One of the biggest recent drags for J&J has been its medical device segment. Even beyond alleviated concerns over the recently-suspended medical device tax, the universal concern for device makers is that as competition increases, pricing pressure could weigh on margins. Pushing back against commoditization is only countered by remaining as innovative as possible.
In addition to fears of commoditization, the implementation of the Affordable Care Act, which you likely know better as Obamacare, has been a major drag on the medical device industry. Uncertainties surrounding premium inflation and consumer spending habits under Obamacare have caused some consumers to push elective procedures down the road, ultimately hurting the growth potential of device makers like J&J. It's believed that as time passes the outlook for the medical device industry will improve as the expense outlook for consumers and businesses becomes more transparent. However, it remains to be seen if we're at the point where uncertainties surrounding Obamacare are subsiding. Pay close attention to J&J's medical device growth rate in Q4 and its outlook for 2016.

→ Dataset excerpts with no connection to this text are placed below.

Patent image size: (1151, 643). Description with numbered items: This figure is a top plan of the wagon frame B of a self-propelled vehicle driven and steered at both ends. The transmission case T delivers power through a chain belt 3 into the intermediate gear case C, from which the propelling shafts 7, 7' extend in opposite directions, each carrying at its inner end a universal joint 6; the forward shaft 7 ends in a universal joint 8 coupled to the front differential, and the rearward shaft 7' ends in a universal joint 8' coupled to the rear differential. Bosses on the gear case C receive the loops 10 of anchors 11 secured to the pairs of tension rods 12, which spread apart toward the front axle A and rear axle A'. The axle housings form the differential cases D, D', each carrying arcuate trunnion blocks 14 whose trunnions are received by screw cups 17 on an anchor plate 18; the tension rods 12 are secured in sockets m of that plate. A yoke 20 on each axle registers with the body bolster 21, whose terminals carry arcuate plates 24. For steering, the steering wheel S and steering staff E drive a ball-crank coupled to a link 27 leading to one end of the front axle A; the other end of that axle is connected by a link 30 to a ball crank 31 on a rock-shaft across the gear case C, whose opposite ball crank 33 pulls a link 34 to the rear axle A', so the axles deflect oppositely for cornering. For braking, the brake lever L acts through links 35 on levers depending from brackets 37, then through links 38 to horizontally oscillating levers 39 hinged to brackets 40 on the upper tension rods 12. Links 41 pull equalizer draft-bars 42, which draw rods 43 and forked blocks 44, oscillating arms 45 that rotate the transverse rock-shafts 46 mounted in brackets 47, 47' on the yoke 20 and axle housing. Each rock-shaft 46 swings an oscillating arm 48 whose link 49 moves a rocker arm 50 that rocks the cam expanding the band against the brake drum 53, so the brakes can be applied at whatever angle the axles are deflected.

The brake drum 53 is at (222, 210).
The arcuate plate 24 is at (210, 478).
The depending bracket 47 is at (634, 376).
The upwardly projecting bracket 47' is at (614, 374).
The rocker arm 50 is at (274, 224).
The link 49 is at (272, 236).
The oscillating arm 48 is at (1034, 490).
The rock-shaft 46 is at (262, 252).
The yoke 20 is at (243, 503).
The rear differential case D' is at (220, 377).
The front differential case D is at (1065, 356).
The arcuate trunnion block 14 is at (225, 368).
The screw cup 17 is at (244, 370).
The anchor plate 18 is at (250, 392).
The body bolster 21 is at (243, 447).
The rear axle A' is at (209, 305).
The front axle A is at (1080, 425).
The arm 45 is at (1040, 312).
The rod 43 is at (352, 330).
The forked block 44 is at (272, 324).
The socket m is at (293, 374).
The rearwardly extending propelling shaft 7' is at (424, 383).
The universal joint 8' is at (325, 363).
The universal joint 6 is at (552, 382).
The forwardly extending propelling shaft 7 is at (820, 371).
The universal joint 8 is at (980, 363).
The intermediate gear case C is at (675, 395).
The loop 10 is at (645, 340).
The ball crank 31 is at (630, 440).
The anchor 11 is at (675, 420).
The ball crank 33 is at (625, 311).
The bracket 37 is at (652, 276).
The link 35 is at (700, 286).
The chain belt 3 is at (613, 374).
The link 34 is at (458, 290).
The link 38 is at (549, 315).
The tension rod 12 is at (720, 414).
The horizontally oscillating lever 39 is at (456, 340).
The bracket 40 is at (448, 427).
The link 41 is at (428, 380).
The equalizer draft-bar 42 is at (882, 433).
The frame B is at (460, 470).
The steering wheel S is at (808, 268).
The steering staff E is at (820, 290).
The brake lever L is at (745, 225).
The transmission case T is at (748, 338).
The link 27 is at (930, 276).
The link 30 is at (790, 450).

5. Any change in J&J's M&A strategy?
Finally, pay close attention to what J&J's management team has to say about its merger-and-acquisition strategy moving forward.
J&J ended the previous quarter with $37 billion in cash, or about $17 billion in net cash. Asked what it planned to do with its excess cash, J&J was clear that it's seeking out earnings accretive acquisitions, but that it would only jump at a transaction if the price was right. Three months removed from these statements I'd encourage investors to dig deep into J&J's press release and conference call to undercover whether or not its M&A strategy has changed at all. Is J&J still on the hunt for one large acquisition, or is it considering a bolt-on approach? Is it looking to add to its high-margin pharmaceutical pipeline, or could it look to bolster its medical device offerings? These are all questions I'd be looking for the company to address in its Q4 report.
Steady as she goes
However, regardless of the answers to these questions, Johnson & Johnson appears to be on the right path to sustainable profit and dividend growth. It has aspirations of bringing 10 novel blockbuster drugs to market by the end of the decade, it has a long-tail growth opportunity in medical devices which should improve as global access to medical care expands, and it has its consumer health products franchise which is a cash flow safety net. Investors looking for a low volatility, above average yield stock could probably do a lot worse than Johnson & Johnson.